Une auteure coréenne
Hye-Young Pyun est une écrivaine coréenne qui a commencé à publier dès l’an 2000. En France, on la connaît grâce à Cendre et rouge (Editions Philippe Picquier, 2012), où elle racontait l’histoire d’un tueur de rats soupçonné injustement du meurtre de sa femme : pour survivre, seuls les rats l’aident à un moment où la société coréenne s’effondre (dans une atmosphère qui rappelle un peu le film Dernier train pour Busan). Le jardin est sorti aux Etats-Unis en 2017 et a remporté le prix Shirley Jackson. On doit aux éditions Rivages la traduction de ce roman court et très oppressant.
A la merci de sa belle-mère
Après un accident d’auto qui a coûté la vie à sa femme, Ogui se retrouve paralysé et défiguré. D’abord reclus à l’hôpital, il ne reçoit de visite que de sa belle-mère, sa seule famille désormais. La convalescence s’annonce longue, très longue. Il rentre bientôt dans sa maison, sa chère belle-mère s’occupant de lui, malgré la douleur qu’elle ressent depuis la mort de sa fille.
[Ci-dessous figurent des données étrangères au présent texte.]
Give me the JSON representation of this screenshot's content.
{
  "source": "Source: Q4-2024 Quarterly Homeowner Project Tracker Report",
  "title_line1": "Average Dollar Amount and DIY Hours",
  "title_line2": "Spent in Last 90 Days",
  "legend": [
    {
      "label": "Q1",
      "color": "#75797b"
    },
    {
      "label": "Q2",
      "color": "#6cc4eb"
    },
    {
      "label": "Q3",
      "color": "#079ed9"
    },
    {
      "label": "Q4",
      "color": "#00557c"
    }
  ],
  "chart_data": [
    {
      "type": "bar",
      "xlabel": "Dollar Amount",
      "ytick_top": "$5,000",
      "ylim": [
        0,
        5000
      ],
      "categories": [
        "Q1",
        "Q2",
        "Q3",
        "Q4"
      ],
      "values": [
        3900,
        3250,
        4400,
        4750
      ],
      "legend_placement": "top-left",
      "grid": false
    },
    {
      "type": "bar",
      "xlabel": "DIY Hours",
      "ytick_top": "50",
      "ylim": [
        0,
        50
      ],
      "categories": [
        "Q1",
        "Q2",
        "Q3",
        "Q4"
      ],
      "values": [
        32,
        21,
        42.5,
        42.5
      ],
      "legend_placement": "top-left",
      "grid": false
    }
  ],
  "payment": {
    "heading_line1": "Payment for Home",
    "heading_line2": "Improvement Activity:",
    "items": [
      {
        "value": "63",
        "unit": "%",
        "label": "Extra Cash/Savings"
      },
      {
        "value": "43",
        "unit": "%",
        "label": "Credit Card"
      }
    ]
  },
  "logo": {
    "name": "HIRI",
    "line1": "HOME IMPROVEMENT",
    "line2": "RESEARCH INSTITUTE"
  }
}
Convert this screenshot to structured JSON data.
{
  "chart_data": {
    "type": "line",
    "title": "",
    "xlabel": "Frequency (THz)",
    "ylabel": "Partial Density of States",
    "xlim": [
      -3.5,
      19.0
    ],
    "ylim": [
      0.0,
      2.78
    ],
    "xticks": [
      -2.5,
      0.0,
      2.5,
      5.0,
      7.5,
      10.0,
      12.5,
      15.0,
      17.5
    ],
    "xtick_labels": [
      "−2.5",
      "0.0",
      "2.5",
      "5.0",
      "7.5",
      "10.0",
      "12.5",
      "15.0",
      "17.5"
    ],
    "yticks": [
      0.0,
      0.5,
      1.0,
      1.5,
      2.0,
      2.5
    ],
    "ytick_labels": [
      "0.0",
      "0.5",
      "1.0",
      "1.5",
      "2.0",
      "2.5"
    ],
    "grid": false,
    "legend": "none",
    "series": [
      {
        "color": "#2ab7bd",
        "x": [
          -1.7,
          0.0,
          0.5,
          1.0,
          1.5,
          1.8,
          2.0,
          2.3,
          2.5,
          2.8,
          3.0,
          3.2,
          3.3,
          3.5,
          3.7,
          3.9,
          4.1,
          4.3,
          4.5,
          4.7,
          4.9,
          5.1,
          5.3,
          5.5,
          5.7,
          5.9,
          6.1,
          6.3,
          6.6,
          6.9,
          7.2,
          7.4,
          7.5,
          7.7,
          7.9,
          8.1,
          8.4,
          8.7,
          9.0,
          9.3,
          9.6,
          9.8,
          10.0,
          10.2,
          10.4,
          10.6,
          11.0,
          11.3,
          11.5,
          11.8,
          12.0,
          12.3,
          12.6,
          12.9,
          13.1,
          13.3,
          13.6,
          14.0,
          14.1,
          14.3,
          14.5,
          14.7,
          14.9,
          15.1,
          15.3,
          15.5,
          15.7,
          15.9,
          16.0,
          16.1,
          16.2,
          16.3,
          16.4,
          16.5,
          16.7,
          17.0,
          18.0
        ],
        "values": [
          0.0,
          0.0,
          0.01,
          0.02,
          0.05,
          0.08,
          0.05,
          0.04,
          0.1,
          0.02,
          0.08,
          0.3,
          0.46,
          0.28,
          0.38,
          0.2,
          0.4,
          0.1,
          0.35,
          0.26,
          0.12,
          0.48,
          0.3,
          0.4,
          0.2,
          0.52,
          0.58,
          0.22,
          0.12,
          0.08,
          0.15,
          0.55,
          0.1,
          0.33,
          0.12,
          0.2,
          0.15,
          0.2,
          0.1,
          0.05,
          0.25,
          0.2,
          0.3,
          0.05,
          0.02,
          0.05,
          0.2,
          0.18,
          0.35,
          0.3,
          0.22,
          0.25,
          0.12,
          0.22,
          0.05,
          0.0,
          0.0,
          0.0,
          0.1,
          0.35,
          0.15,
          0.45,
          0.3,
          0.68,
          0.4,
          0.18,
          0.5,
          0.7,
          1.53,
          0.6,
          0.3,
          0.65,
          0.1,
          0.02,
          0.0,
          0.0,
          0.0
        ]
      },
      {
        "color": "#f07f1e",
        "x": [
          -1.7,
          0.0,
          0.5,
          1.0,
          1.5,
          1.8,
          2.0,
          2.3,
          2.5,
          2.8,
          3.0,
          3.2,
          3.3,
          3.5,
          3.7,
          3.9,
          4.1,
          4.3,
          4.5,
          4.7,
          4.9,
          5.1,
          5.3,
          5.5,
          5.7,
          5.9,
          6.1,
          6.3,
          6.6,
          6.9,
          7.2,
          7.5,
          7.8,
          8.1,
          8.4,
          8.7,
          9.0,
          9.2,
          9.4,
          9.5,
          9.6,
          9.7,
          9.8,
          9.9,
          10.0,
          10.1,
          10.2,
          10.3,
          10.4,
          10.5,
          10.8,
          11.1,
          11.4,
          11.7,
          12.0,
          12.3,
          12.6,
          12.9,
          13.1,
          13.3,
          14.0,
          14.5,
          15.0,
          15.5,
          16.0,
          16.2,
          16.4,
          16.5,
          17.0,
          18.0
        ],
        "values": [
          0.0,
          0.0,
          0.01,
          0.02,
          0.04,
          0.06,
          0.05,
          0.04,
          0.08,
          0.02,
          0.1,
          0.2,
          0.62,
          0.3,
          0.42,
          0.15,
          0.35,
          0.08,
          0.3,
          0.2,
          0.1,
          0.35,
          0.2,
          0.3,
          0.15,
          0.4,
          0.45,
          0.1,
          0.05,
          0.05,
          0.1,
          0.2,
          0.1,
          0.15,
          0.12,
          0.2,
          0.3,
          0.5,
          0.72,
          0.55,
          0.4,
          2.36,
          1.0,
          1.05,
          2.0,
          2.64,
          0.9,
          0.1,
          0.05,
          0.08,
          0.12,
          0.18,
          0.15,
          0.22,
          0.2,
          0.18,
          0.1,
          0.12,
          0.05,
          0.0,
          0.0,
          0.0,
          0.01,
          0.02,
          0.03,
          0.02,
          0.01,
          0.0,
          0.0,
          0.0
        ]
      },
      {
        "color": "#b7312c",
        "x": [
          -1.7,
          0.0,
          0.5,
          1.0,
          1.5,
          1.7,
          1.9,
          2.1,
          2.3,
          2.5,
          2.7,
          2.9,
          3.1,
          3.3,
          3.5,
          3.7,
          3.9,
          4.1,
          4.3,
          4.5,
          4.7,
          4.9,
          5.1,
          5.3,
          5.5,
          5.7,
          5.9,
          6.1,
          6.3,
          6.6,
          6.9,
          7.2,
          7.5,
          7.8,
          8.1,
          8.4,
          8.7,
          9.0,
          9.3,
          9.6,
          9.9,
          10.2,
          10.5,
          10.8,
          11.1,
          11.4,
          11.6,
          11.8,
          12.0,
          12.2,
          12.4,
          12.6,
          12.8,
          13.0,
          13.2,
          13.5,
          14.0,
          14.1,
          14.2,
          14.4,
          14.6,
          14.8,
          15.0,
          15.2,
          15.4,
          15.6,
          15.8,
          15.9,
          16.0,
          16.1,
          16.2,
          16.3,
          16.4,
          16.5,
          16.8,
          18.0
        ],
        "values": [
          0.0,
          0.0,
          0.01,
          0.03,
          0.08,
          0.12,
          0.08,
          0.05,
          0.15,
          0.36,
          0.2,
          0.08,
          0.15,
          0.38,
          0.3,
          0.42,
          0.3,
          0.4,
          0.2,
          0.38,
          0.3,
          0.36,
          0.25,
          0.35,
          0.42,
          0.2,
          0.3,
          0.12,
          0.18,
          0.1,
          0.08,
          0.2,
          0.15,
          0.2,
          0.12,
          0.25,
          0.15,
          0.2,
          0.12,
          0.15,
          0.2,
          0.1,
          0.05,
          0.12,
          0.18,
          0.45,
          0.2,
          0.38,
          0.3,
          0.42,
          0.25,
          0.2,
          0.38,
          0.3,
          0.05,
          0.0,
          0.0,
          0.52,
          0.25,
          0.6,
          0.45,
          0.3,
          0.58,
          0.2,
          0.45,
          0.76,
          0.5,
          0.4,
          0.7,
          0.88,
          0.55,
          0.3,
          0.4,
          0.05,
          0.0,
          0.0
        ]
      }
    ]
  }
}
L’état d’Ogui s’arrange très lentement : seul son bras gauche répond et il n’émet que des borborygmes. Bientôt sa belle-mère écarte l’aide-soignante et le kiné.
Ogui se retrouve à la merci de cette vieille femme dont le comportement est de plus en plus erratique : elle le nourrit et le lave irrégulièrement, reste à le fixer des journées entières sans un mot. Et puis il y a ce trou qu’elle creuse dans le jardin que sa fille entretenait autrefois avec tant de soins. Pourquoi ?
Un ton original et efficace
Le jardin est un texte dense et très prenant. On y découvre des personnages marqués par la vie, qui peinent à communiquer ensemble. Plus on avance, plus la folie commence à affleurer : celle d’une mère bien sûr, qui veut confusément faire payer à son gendre sa survie. Et puis il y a Ogui, inconsolable du décès d’une épouse qu’il n’a pas réussi à aimer correctement et qui lui manque atrocement. On est effectivement proche de Misery, en plus intimiste et avec une touche de fantastique très insidieuse. Ce roman constitue une vraie surprise qu’on ne peut que recommander.